Льюис невольно шагнул назад и упал, прижав приклад ружья к снегу перед собой, чтобы точно знать, где находится ствол, потому что не хотел случайно отстрелить себе челюсть.

Она опять старалась подняться, невзирая на то, что у нее отсутствовала верхняя часть головы, что у нее была перебита спина, несмотря на то что ей уже следовало умереть, что она должна была умереть.

– Какого черта? – крикнул ему Касс. – Мое ружье не в таком плохом состоянии, парень.

Он рассмеялся, снова нагнулся над крупной самкой вапити, которую считал своей добычей, а Льюис сидел, вытянув правую ногу в снег, шарил в карманах в поисках еще одного патрона и молился, чтобы он нашелся.

Он нашел его, вставил в патронник, передернул затвор, чтобы убедиться, что пуля сидит правильно. На этот раз, не переставая разговаривать с молодой самкой, обещая ей, что использует каждый ее кусочек, если она только умрет, пожалуйста, он приставил ствол прямо к ее морде, так, чтобы пуля вышла из нижней части ее черепа сзади и вошла в спину, куда уже попал один выстрел.

Ее желтый глаз все еще смотрел на него, а правый глаз, с безумно расширенным зрачком, уставился непонятно куда, в такое место, которое он не мог увидеть, не обернувшись.
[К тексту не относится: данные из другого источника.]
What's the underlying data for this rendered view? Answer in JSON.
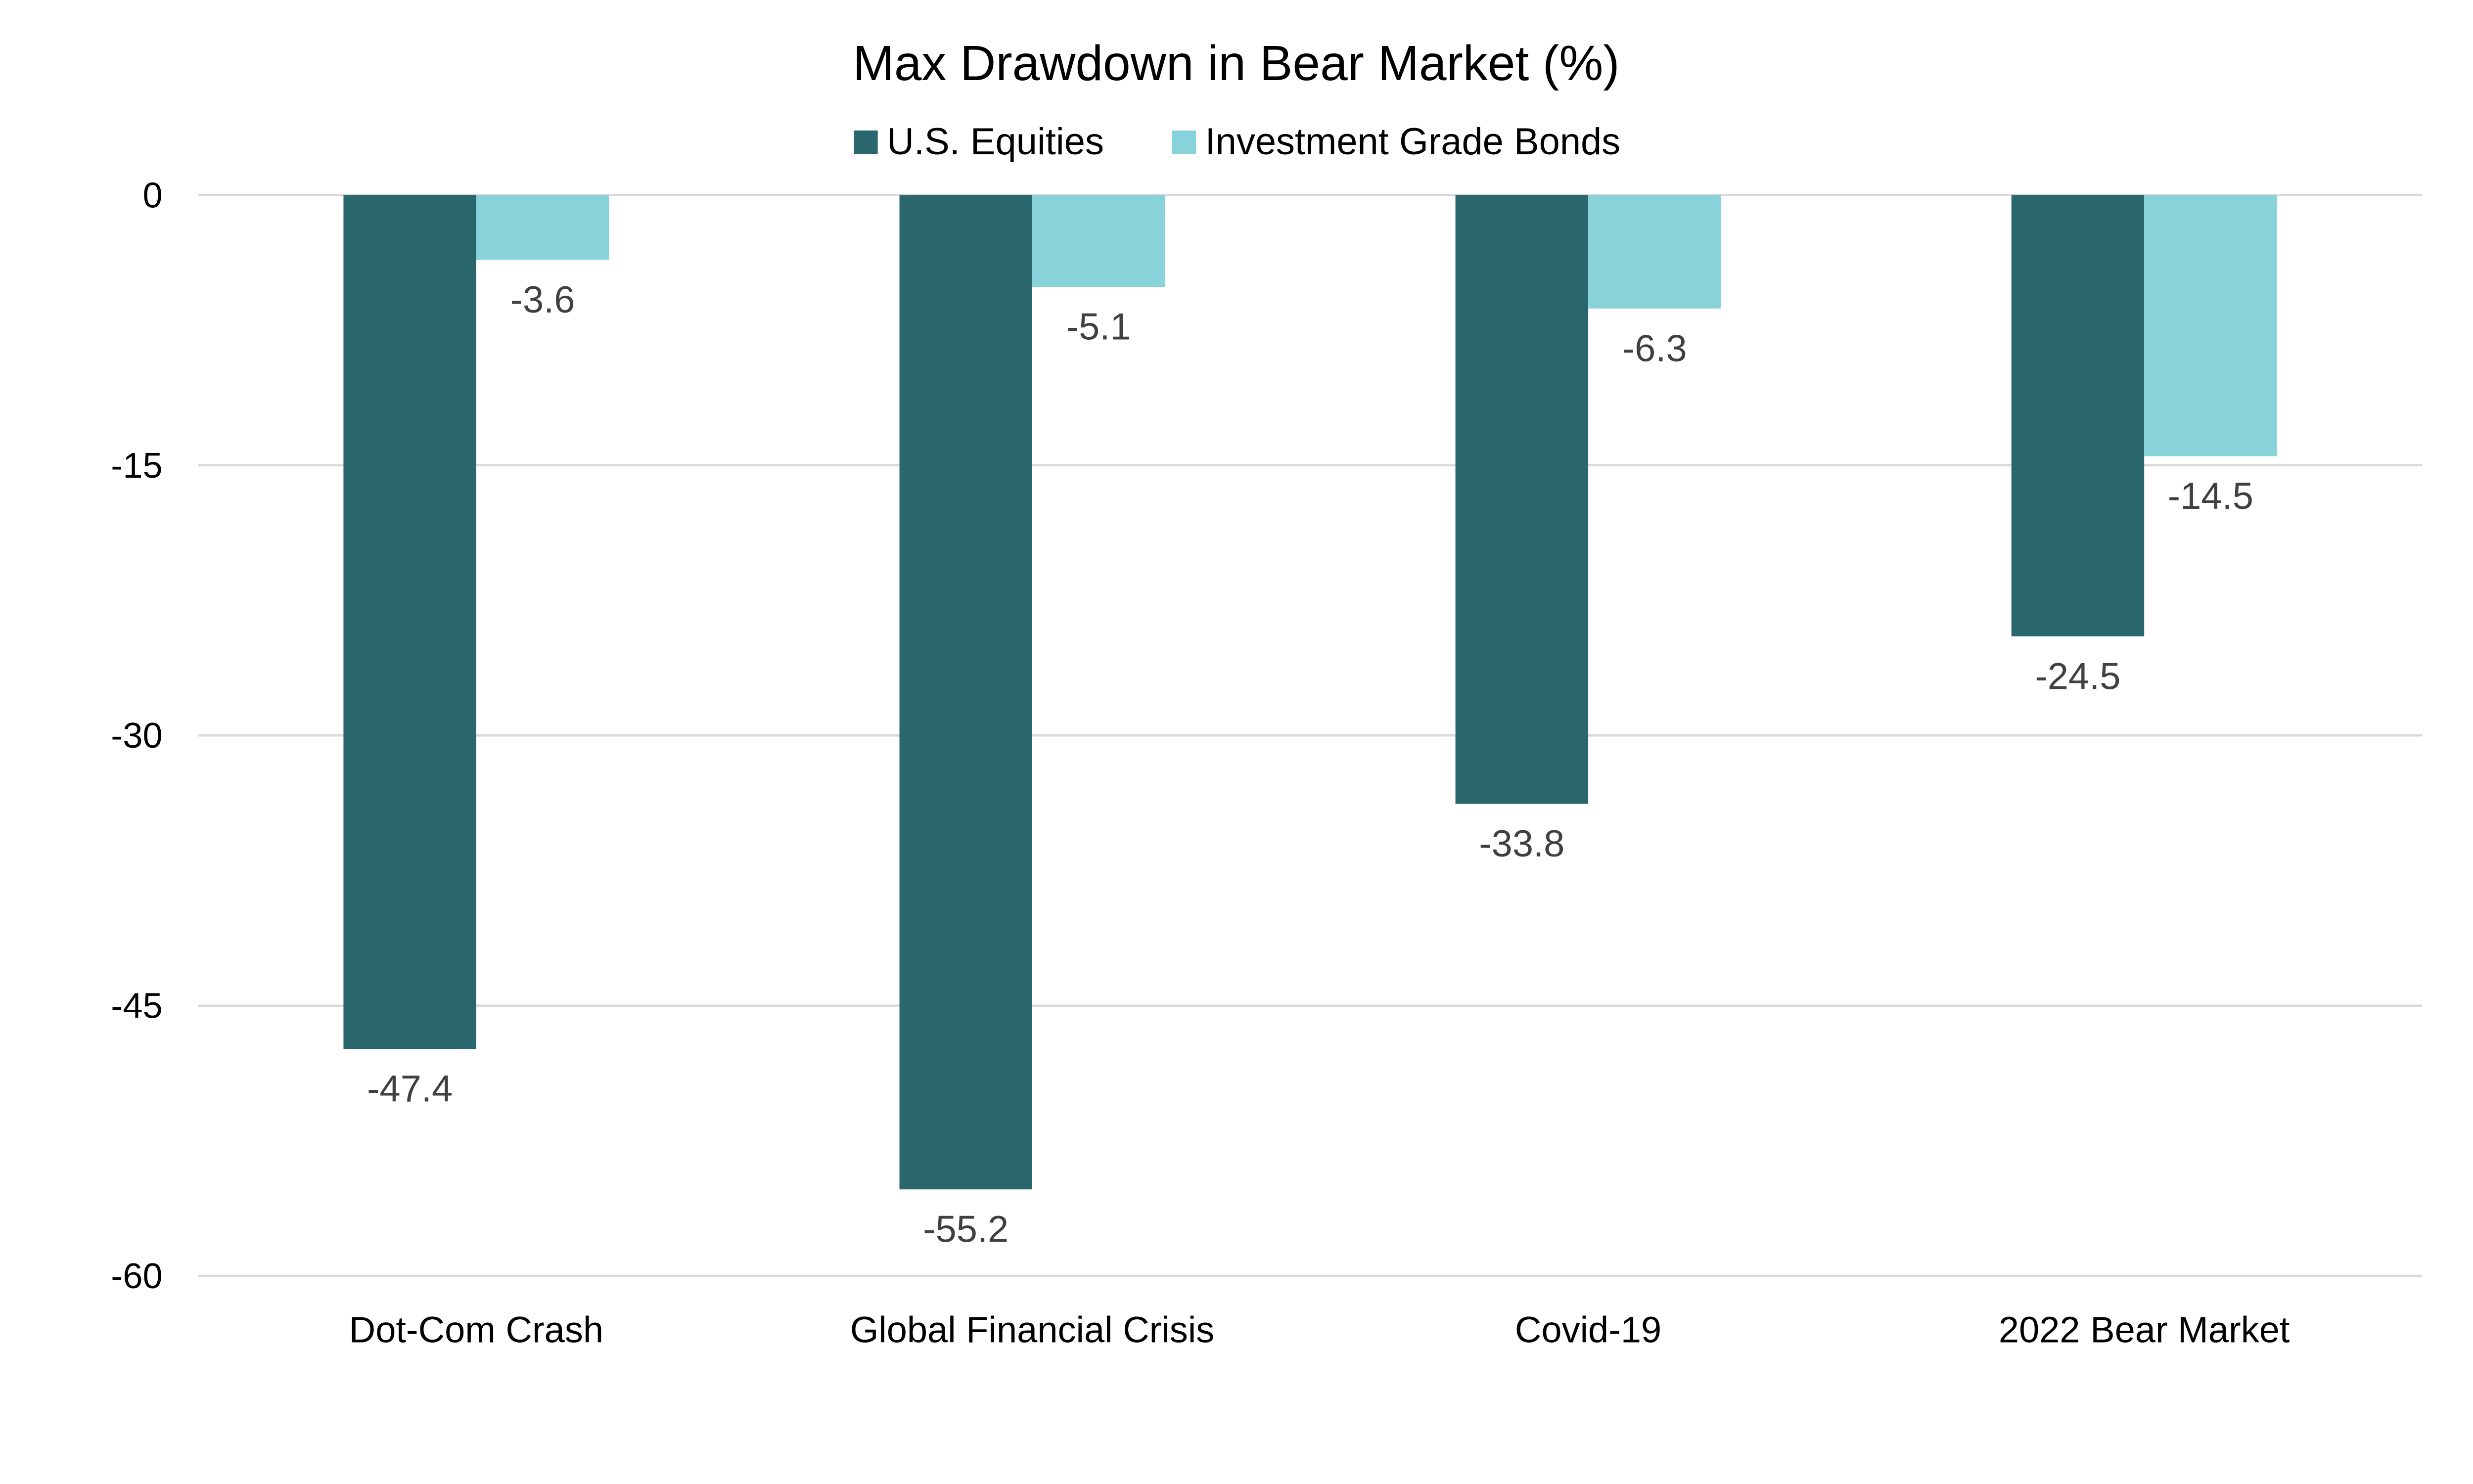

– Вот куда я приставил ствол на этот раз, – говорит Льюис Шейни. – Я считал… не знаю. Та первая пуля, наверное, скользнула по черепу и отскочила. Рана выглядела хуже, чем была на самом деле. Поэтому на этот раз я не хотел дать ей шанса отскочить. Я хотел выстрелить ей прямо… в глаз.

Шейни не моргает.

– Решила быть крутой, да? – сказал тогда Льюис, у него задрожала нижняя губа, а потом он спустил курок.
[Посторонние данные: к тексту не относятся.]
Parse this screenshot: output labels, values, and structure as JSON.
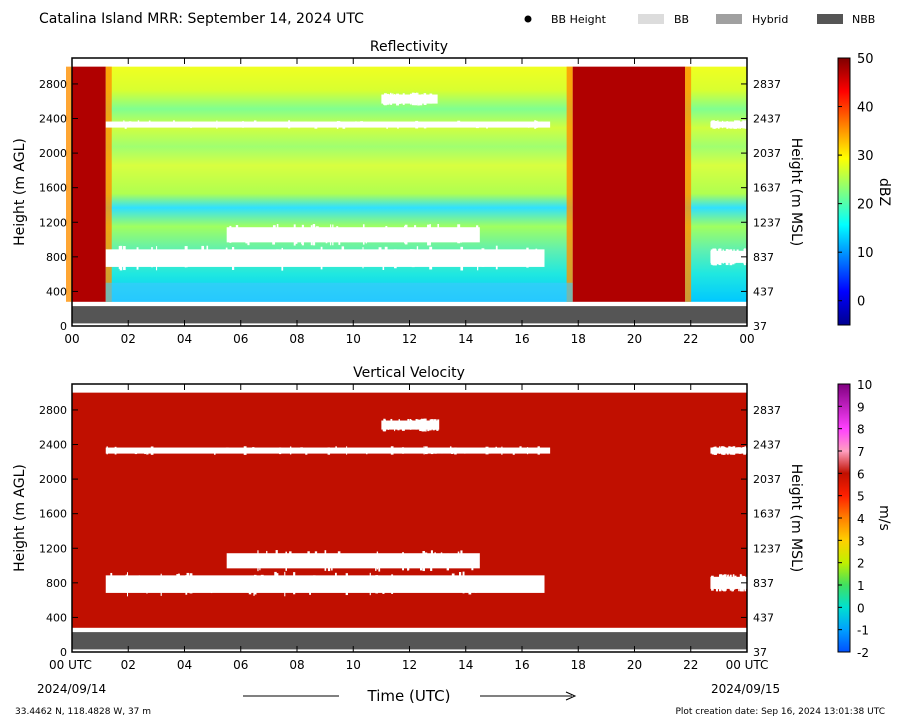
{
  "header": {
    "title": "Catalina Island MRR:  September 14, 2024 UTC",
    "legend": [
      {
        "label": "BB Height",
        "kind": "dot",
        "color": "#000000"
      },
      {
        "label": "BB",
        "kind": "box",
        "color": "#dcdcdc"
      },
      {
        "label": "Hybrid",
        "kind": "box",
        "color": "#a0a0a0"
      },
      {
        "label": "NBB",
        "kind": "box",
        "color": "#555555"
      }
    ]
  },
  "footer": {
    "location": "33.4462 N, 118.4828 W, 37 m",
    "creation": "Plot creation date: Sep 16, 2024 13:01:38 UTC",
    "xlabel": "Time (UTC)",
    "start_date": "2024/09/14",
    "end_date": "2024/09/15"
  },
  "chart_data": [
    {
      "type": "heatmap",
      "title": "Reflectivity",
      "ylabel": "Height (m AGL)",
      "y2label": "Height (m MSL)",
      "colorbar_label": "dBZ",
      "x_ticks": [
        "00",
        "02",
        "04",
        "06",
        "08",
        "10",
        "12",
        "14",
        "16",
        "18",
        "20",
        "22",
        "00"
      ],
      "xlim": [
        0,
        24
      ],
      "y_ticks": [
        0,
        400,
        800,
        1200,
        1600,
        2000,
        2400,
        2800
      ],
      "y2_ticks": [
        37,
        437,
        837,
        1237,
        1637,
        2037,
        2437,
        2837
      ],
      "ylim": [
        0,
        3100
      ],
      "clim": [
        -5,
        50
      ],
      "colorbar_ticks": [
        0,
        10,
        20,
        30,
        40,
        50
      ],
      "colors": {
        "low": "#00008f",
        "mid": "#00ffff",
        "high": "#ffff00",
        "max": "#7f0000"
      },
      "bright_band_type": "NBB",
      "missing_data_gaps": [
        {
          "t0": 1.2,
          "t1": 16.8,
          "h0": 640,
          "h1": 930
        },
        {
          "t0": 5.5,
          "t1": 14.5,
          "h0": 930,
          "h1": 1180
        },
        {
          "t0": 1.2,
          "t1": 17.0,
          "h0": 2280,
          "h1": 2380
        },
        {
          "t0": 11.0,
          "t1": 13.0,
          "h0": 2550,
          "h1": 2700
        },
        {
          "t0": 22.7,
          "t1": 24.0,
          "h0": 700,
          "h1": 900
        },
        {
          "t0": 22.7,
          "t1": 24.0,
          "h0": 2280,
          "h1": 2380
        }
      ],
      "rain_periods": [
        {
          "t0": 0.0,
          "t1": 1.2,
          "dbz": 45
        },
        {
          "t0": 17.8,
          "t1": 21.8,
          "dbz": 48
        }
      ]
    },
    {
      "type": "heatmap",
      "title": "Vertical Velocity",
      "ylabel": "Height (m AGL)",
      "y2label": "Height (m MSL)",
      "colorbar_label": "m/s",
      "x_ticks": [
        "00 UTC",
        "02",
        "04",
        "06",
        "08",
        "10",
        "12",
        "14",
        "16",
        "18",
        "20",
        "22",
        "00 UTC"
      ],
      "xlim": [
        0,
        24
      ],
      "y_ticks": [
        0,
        400,
        800,
        1200,
        1600,
        2000,
        2400,
        2800
      ],
      "y2_ticks": [
        37,
        437,
        837,
        1237,
        1637,
        2037,
        2437,
        2837
      ],
      "ylim": [
        0,
        3100
      ],
      "clim": [
        -2,
        10
      ],
      "colorbar_ticks": [
        -2,
        -1,
        0,
        1,
        2,
        3,
        4,
        5,
        6,
        7,
        8,
        9,
        10
      ],
      "dominant_value": 6,
      "colors": {
        "field": "#c00f00"
      },
      "bright_band_type": "NBB",
      "missing_data_gaps": [
        {
          "t0": 1.2,
          "t1": 16.8,
          "h0": 640,
          "h1": 930
        },
        {
          "t0": 5.5,
          "t1": 14.5,
          "h0": 930,
          "h1": 1180
        },
        {
          "t0": 1.2,
          "t1": 17.0,
          "h0": 2280,
          "h1": 2380
        },
        {
          "t0": 11.0,
          "t1": 13.0,
          "h0": 2550,
          "h1": 2700
        },
        {
          "t0": 22.7,
          "t1": 24.0,
          "h0": 700,
          "h1": 900
        },
        {
          "t0": 22.7,
          "t1": 24.0,
          "h0": 2280,
          "h1": 2380
        }
      ]
    }
  ]
}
Ружье Касса вырвалось из его руки, и молодая самка опять упала, а он все повторял про себя, говорил себе, несмотря на то что был индейцем, таким великим прирожденным охотником, он повторял себе, чтобы все уладить, чтобы он смог пережить следующую минуту, и следующий час, что застрелить ее – это все равно что пустить пулю в тюк сена, все равно что срезать травинку на поле или наступить ногой на кузнечика. Молодая вапити даже не понимала, что происходит, ведь животные не сознают этого так, как люди.

– Ты в это тоже верил? – спрашивает Шейни.

– Десять лет, – отвечает Льюис. – Пока не увидел ее снова, прямо вон там.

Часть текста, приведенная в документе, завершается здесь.